The U.S. effort to get foreign forces out of Lebanon is running out of time, and unless Syria eases opposition to a withdrawal agreement by the end of July, the administration probably will be unable to prevent Israel from pulling forces back to new positions in southern Lebanon, according to informed sources.

The U.S. campaign to coax Syria toward greater flexibility is tied to that time frame by the scheduled visits here of Lebanese President Amin Gemayel on July 22 and Israeli Prime Minister Menachem Begin on July 27, they said.

Begin will arrive under increasing pressure at home to redeploy the about 20,000 Israeli troops in Lebanon so as to lessen the risk of casualties from terrorist ambushes. Despite Israeli denials that a pullback has been decided, the sources said that David Kimche, director general of the Israeli foreign ministry, began to lay the groundwork for such a move in talks here last week.

Kimche is understood to have said that Israel will give the administration more time to try to convince Syrian President Hafez Assad to cooperate with the Israeli-Lebanese peace accord worked out by Secretary of State George P. Shultz last month. Under the agreement, Israel will not pull its troops out of Lebanon unless there is simultaneous withdrawal by Syrian forces and Palestine Liberation Organization units in Lebanon under Syrian protection.

However, if President Reagan is unable to show some evidence of Syrian flexibility when he meets Begin, the sources believe that Israel will insist it can wait no longer. Although Kimche is known to have said that Israel will consult the United States and Lebanon before any military redeployment, both Washington and Beirut fear that a unilateral Israeli move would have serious consequences for efforts to end the Lebanon crisis.

The sources said that at a meeting with Shultz yesterday, Gemayel's national security adviser, Wadi Haddad, expressed concern that an Israeli retrenchment would stiffen Syria's resistance to a withdrawal. That, in turn, would raise the threat of a permanent partition of Lebanon, with the Israelis occupying a security buffer zone in the south and the Syrians and the PLO controlling the eastern part of the country. That would effectively scuttle the Lebanese-Israeli withdrawal accord and undermine the efforts of the Gemayel government to assert authority over the divided country.

An Israeli pullback also would leave a void of authority in central Lebanon that could lead to a new outbreak of unchecked civil war between feuding Moslem and Christian factions.

But, while the administration shares these concerns, U.S. officials say there is little they can do to put pressure on Syria in the coming month. In fact, the officials concede, the United States still does not have a clear idea of whether Syria is unalterably opposed to a withdrawal agreement or is stalling in hopes of getting more leverage for concessions from Lebanon and Israel.

There has been increasing speculation that Shultz, who leaves this week for Asia, will stop in Damascus en route home in early July to meet with Assad. Some White House officials are understood to believe that efforts to arrange such a trip should be given top priority, even if the results are only symbolic.

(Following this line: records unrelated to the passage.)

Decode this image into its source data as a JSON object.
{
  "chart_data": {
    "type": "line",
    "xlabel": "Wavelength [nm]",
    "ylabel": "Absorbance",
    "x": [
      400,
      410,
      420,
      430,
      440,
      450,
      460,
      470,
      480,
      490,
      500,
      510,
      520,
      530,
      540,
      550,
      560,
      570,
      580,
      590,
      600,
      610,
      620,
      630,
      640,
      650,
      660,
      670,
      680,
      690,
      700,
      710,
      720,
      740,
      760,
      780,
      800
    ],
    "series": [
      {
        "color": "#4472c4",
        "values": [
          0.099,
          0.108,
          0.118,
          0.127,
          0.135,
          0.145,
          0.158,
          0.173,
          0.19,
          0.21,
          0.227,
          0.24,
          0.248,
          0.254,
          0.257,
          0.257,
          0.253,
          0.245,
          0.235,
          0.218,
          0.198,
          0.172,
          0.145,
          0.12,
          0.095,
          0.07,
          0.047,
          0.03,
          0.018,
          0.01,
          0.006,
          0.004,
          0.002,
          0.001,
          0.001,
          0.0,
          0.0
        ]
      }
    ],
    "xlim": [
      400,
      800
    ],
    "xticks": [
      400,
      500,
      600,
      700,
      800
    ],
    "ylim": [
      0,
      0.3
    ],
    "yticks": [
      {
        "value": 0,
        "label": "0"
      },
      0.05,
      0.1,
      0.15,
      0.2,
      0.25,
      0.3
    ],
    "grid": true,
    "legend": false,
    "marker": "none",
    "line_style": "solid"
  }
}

However, State Department officials, while not ruling out the possibility, say that Shultz opposes the idea unless there are clear indications in advance that he could accomplish something concrete. And, these officials stress, the Syrians have given no sign they would be willing to deal with Shultz.

The other principal U.S. option is to try to induce Saudi Arabia, which gives Syria substantial financial support, to make a strong new effort to intervene with Assad. Haddad is understood to have urged that course in talks with Shultz yesterday.

However, in an interview here yesterday, Prince Talal, a brother of Saudi King Fahd, said his country already is working quietly behind the scenes and is doing "the maximum that is possible" to convince the Syrians to be reasonable.

Talal holds no official position in the Saudi government, and it was not clear to what degree he was speaking for the royal family. But the thrust of his message was that the United States must take the lead by establishing a "dialogue" with Syria and that Shultz should go to Damascus because he is the only U.S. official other than Reagan with sufficient stature to deal with Assad.